また、同委員長代理は、現在では「メルトスルーが大々的に起こる可能性は非常に小さくなっている」と述べるとともに、炉心が大規模に溶けて変形している現状を理由に掲げ、「再臨界は起こり難い状況である」と語った。
久木田豊委員長代理とニコニコ動画の記者(七尾功)との一問一答は以下のとおり。
七尾記者: 先ほど委員会のなかで「メルトスルー」というお言葉が(久木田委員長代理から)ございましたが(原子力安全・保安院の)報告の中でいうとメルトスルーは何号機で起きていると考えればよろしいのでしょうか。
久木田委員長代理: この資料のなかでは「炉心の溶融・移行」というような言葉がありますけれど、この「移行」というのはいろんな意味がありますが、圧力容器のなかで炉心のなかで燃料の一部分が溶けて下に落ちるという意味と、それから圧力容器の下の方が破損して格納容器に移動する、そういった両方の意味で使れる言葉ですね。この資料のなかでは、1号機から3号機いずれも圧力容器の底部が損傷した可能性がある、そのような結論になっています。
七尾記者: そうしますと(1~3号機で)メルトスルーが起きているということで、次に懸念されるリスクというものにはどんなものがございますでしょうか。
久木田委員長代理: メルトスルーが起こると怖いのは、事故のプロセスのなかで圧力容器の中が高圧の状態でメルトスルーというのが、一番、事象の発展という点からは怖いわけです。現状においてはメルトスルーの結果として、圧力容器と格納容器の圧力がだいたい均衡していない状態になっているということですので、過去においてメルトスルーが起こったかもしれないというふうに考えられているわけですけれども、現状としてメルトスルーというのが大々的に起こるというそういう可能性というのは非常に小さくなっている。
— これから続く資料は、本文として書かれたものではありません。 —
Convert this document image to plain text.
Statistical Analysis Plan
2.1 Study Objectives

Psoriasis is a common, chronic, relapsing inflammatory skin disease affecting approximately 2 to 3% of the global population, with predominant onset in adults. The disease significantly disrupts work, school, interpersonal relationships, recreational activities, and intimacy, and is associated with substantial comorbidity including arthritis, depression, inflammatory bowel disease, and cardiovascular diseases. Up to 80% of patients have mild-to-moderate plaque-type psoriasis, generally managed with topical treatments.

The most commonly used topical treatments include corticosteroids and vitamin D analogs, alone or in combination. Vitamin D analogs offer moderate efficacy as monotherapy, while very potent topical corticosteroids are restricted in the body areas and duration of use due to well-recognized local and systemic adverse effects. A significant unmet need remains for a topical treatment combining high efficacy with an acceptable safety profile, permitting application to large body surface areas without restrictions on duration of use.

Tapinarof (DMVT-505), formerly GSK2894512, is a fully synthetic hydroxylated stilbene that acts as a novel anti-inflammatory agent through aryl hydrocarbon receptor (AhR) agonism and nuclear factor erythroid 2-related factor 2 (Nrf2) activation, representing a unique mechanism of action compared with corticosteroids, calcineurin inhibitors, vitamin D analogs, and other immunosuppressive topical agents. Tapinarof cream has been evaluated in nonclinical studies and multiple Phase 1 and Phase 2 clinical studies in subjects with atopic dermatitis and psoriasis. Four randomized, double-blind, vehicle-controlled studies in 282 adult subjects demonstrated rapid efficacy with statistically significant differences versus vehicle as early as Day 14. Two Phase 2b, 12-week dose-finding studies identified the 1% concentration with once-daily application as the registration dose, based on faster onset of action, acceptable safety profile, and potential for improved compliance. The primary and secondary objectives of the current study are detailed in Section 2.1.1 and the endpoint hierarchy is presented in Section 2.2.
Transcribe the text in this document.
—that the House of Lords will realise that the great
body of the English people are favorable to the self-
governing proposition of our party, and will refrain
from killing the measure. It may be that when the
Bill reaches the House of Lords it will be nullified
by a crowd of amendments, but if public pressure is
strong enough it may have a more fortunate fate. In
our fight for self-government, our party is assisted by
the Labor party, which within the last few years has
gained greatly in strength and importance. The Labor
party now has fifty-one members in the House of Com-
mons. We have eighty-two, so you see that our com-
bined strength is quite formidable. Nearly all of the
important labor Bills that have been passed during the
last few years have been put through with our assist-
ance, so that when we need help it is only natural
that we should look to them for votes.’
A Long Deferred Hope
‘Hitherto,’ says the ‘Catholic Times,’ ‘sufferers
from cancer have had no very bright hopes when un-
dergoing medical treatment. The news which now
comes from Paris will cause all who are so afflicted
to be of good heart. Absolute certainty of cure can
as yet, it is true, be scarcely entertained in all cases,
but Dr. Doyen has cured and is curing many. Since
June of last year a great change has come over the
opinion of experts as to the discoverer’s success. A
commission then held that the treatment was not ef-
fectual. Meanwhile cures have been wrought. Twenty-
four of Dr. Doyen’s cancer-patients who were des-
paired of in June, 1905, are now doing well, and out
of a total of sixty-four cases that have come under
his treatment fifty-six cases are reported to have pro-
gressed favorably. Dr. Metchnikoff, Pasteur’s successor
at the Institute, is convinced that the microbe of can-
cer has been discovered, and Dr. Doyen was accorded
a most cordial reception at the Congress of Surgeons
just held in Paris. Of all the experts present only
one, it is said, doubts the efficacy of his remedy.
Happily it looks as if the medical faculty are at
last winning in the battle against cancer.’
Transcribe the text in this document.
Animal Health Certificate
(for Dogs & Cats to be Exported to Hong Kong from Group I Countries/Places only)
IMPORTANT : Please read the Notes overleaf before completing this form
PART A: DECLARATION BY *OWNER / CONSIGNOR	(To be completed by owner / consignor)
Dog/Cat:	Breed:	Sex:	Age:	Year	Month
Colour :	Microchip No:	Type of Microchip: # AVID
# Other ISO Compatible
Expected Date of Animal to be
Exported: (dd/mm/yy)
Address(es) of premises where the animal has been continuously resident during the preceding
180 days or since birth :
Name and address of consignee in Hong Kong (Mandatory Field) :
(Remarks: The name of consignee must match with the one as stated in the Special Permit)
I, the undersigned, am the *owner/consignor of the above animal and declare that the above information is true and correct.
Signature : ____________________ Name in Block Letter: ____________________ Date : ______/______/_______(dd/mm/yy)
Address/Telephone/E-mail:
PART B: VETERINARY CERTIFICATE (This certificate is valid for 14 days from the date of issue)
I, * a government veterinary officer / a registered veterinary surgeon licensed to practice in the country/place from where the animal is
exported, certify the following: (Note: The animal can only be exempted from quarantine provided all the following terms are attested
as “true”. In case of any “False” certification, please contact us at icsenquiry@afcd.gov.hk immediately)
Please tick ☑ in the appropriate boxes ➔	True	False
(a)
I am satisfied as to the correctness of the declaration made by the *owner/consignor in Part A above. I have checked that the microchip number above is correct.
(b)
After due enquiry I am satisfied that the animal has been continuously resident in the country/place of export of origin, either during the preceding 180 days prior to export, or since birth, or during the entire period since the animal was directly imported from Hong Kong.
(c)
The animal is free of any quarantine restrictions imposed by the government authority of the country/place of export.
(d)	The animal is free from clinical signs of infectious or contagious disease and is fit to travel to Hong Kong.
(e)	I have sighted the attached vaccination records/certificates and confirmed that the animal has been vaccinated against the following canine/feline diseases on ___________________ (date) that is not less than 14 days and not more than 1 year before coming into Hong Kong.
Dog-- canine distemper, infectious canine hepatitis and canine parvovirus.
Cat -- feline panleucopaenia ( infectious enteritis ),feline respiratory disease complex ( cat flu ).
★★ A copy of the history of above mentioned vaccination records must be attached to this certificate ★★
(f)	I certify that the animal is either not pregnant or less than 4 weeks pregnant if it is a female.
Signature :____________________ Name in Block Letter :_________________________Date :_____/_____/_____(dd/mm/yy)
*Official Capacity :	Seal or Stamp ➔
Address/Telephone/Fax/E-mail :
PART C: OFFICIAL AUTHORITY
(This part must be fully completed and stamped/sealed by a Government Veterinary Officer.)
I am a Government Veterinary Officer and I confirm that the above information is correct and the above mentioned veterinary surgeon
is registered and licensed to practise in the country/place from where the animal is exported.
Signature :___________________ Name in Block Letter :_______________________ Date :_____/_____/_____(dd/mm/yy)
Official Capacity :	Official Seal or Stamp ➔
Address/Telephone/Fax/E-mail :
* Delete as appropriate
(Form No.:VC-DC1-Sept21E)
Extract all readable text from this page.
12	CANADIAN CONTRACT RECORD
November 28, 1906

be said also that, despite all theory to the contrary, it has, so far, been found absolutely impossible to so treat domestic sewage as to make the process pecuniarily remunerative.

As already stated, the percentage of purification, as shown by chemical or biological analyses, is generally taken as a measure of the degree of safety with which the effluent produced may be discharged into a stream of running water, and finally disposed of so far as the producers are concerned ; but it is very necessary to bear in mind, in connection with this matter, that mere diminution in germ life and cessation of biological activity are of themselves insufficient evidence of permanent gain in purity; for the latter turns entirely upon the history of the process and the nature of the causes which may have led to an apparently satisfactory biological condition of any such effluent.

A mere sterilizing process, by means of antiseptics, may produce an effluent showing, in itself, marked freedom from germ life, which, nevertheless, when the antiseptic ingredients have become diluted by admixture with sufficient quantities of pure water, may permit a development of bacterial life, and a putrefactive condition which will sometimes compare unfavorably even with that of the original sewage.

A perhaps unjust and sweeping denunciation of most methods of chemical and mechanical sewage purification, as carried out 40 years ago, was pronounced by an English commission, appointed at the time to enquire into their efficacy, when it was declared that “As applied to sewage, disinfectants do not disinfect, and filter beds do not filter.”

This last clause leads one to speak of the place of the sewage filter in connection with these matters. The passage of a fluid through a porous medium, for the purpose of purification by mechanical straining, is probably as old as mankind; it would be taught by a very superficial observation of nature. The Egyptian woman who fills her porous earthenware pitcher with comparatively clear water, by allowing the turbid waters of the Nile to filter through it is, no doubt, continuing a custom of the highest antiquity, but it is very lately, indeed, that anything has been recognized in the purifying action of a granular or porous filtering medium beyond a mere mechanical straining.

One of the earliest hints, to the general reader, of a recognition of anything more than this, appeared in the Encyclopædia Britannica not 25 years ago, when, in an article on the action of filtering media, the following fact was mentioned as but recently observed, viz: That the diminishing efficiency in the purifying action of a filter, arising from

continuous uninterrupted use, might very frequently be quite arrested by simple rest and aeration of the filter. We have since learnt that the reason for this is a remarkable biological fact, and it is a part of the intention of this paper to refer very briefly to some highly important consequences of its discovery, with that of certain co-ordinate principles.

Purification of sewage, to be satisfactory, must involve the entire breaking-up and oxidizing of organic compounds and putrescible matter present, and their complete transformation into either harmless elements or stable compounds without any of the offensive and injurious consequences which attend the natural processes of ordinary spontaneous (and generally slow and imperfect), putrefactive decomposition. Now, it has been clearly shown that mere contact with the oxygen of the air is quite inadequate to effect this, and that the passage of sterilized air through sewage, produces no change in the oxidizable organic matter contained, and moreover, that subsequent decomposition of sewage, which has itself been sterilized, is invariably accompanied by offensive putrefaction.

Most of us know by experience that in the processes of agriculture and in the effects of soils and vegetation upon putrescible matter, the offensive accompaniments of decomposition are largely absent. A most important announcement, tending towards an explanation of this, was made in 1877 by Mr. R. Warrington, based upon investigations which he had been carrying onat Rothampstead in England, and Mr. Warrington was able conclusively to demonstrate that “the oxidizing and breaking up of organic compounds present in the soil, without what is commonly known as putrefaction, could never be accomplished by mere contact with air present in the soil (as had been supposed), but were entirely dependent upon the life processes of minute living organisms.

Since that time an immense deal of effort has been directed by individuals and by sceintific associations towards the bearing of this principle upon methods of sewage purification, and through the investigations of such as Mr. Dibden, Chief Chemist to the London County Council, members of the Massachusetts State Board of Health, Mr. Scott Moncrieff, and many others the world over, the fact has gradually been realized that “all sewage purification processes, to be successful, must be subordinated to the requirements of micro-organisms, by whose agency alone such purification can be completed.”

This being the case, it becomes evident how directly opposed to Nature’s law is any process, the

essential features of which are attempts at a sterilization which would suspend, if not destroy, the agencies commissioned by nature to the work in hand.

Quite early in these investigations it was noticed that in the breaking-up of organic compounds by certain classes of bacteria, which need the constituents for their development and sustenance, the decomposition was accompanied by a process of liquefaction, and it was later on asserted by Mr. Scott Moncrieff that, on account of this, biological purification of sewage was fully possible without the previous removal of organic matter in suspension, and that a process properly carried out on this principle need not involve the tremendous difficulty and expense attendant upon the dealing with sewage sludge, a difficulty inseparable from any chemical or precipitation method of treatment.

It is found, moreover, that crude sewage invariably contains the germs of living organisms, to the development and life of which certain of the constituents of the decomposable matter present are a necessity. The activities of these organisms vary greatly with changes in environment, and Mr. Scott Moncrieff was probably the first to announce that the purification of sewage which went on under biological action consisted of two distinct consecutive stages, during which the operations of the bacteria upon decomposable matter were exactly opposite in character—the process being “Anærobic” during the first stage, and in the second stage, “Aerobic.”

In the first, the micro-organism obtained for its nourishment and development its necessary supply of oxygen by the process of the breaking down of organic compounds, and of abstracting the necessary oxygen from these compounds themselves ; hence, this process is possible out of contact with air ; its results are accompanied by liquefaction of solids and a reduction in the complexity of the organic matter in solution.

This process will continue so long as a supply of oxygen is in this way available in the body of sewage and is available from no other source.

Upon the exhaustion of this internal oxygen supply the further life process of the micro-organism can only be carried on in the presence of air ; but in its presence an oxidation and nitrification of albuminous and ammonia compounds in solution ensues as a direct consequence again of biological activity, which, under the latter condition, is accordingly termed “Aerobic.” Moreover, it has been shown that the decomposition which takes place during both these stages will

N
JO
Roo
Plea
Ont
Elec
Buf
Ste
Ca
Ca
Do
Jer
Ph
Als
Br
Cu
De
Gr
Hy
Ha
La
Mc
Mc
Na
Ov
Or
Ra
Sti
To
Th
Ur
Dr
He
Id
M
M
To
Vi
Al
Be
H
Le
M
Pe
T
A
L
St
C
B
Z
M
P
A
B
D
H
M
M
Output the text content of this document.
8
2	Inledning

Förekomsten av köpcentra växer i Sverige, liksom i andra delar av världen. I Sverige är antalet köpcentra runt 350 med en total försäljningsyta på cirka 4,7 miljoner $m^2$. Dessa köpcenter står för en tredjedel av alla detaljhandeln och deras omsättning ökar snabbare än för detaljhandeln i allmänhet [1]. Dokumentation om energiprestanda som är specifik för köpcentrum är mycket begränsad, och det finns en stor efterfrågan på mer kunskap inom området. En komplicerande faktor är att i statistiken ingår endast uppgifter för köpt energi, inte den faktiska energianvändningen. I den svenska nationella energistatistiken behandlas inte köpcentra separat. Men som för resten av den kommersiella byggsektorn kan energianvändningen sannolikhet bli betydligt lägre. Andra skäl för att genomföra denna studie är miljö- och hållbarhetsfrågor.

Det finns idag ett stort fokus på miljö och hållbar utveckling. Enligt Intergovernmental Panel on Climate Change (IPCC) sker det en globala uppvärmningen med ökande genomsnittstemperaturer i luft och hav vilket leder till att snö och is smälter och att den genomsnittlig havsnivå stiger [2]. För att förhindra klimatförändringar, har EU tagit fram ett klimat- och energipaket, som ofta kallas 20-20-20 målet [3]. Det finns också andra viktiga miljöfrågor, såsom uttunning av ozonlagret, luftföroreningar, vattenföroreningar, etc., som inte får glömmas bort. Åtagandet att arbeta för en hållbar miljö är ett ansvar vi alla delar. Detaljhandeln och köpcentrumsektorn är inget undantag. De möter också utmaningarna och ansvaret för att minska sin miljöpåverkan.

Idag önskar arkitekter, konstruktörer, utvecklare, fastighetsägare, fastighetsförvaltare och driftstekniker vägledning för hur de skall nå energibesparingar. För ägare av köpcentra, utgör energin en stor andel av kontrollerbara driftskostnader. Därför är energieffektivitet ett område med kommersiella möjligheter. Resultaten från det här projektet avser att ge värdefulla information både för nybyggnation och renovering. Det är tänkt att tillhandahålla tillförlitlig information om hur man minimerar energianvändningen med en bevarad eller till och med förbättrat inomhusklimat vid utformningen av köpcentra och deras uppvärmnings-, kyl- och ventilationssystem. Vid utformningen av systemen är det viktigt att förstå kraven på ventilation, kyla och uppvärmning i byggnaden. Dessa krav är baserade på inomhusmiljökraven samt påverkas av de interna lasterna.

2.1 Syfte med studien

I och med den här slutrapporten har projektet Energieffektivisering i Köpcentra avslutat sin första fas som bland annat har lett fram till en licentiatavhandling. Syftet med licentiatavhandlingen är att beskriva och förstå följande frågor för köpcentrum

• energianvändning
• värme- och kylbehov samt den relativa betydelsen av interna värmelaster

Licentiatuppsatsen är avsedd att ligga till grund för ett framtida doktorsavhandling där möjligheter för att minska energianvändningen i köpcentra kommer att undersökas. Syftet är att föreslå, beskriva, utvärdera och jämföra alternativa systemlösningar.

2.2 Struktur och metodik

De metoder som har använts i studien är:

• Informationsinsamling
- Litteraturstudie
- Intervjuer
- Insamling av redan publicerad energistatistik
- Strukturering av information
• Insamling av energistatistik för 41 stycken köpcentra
七尾記者: よくいわれております再臨界についてのリスクはないと考えてよろしいのでしょうか。
久木田委員長代理: 再臨界ということについては、むしろ炉心が壊れるプロセスの中で燃料自体はある程度形を保っているけれども制御棒の方が先に溶けてしまう、そしてそうした状態で水に入ってくるということが再臨界の可能性を生じるシナリオとして考えられていたわけです。それに対して現状では炉心が大規模に溶けて変形してしまっていますので、むしろ再臨界というのは起こり難い状況である、そういう理解です。